There are different types of RNN models. The most popular ones are Gated Recurrent Unit (GRU) and Long Short-Term Memory (LSTM). Both of these models have a memory that keeps a record of the different inputs the model has already processed (for instance, the first five words of a sentence) and combines them with new inputs (such as the sixth word of a sentence).

In TensorFlow, we can build an LSTM layer of 10 units as follows:

from tensorflow.keras.layers import LSTM

LSTM(10, activation='tanh', recurrent_activation='sigmoid')

The sigmoid activation function is the most popular one used for RNN models.

The syntax will be very similar for defining a GRU layer:

from tensorflow.keras.layers import GRU

GRU(10, activation='tanh', recurrent_activation='sigmoid')

In Keras, we can use the Sequential() class to create a multi-layer LSTM:

import tensorflow as tf

from tensorflow.keras.layers import LSTM, Dense

model = tf.keras.Sequential()

model.add(LSTM(128, activation='tanh',

               recurrent_activation='sigmoid'))

model.add(Dense(units=100, activation="relu")))

model.add(Dense(units=10, activation="softmax"))

Before fitting the model, you will need to compile it by providing the loss function, the optimizer, and the metrics to be displayed:

model.compile(loss='sparse_categorical_crossentropy',

              optimizer="adam", metrics=['accuracy'])

We already saw how to define LSTM layers previously, but in order to combine them with a CNN model, we need to use a wrapper in TensorFlow called TimeDistributed().
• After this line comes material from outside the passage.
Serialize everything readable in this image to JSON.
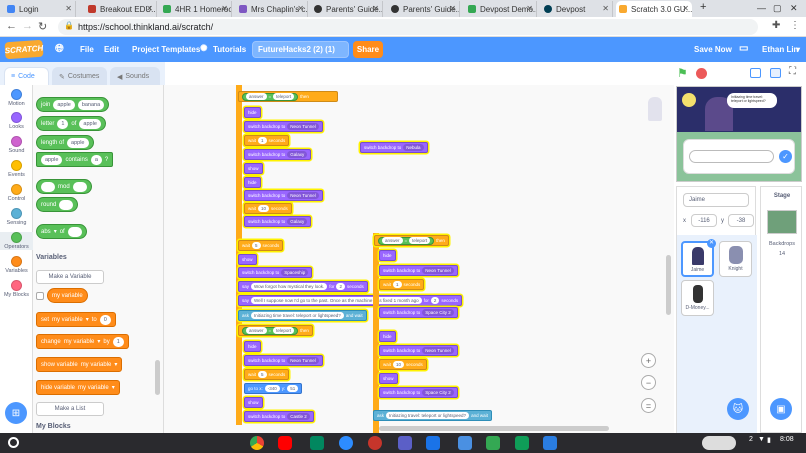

This class is used to apply the same specified layer to each timestep of an input tensor, such as the following:

TimeDistributed(Dense(10))

In the preceding example, the same fully connected layer is applied to each of the timesteps received. In our case, we want to apply a convolutional layer to each image of a sequence before feeding an LSTM model. To build such a sequence, we will need to stack multiple images together to create a sequence that the RNN model will take as input. Let's now perform an exercise to design a combination of CNN and RNN models.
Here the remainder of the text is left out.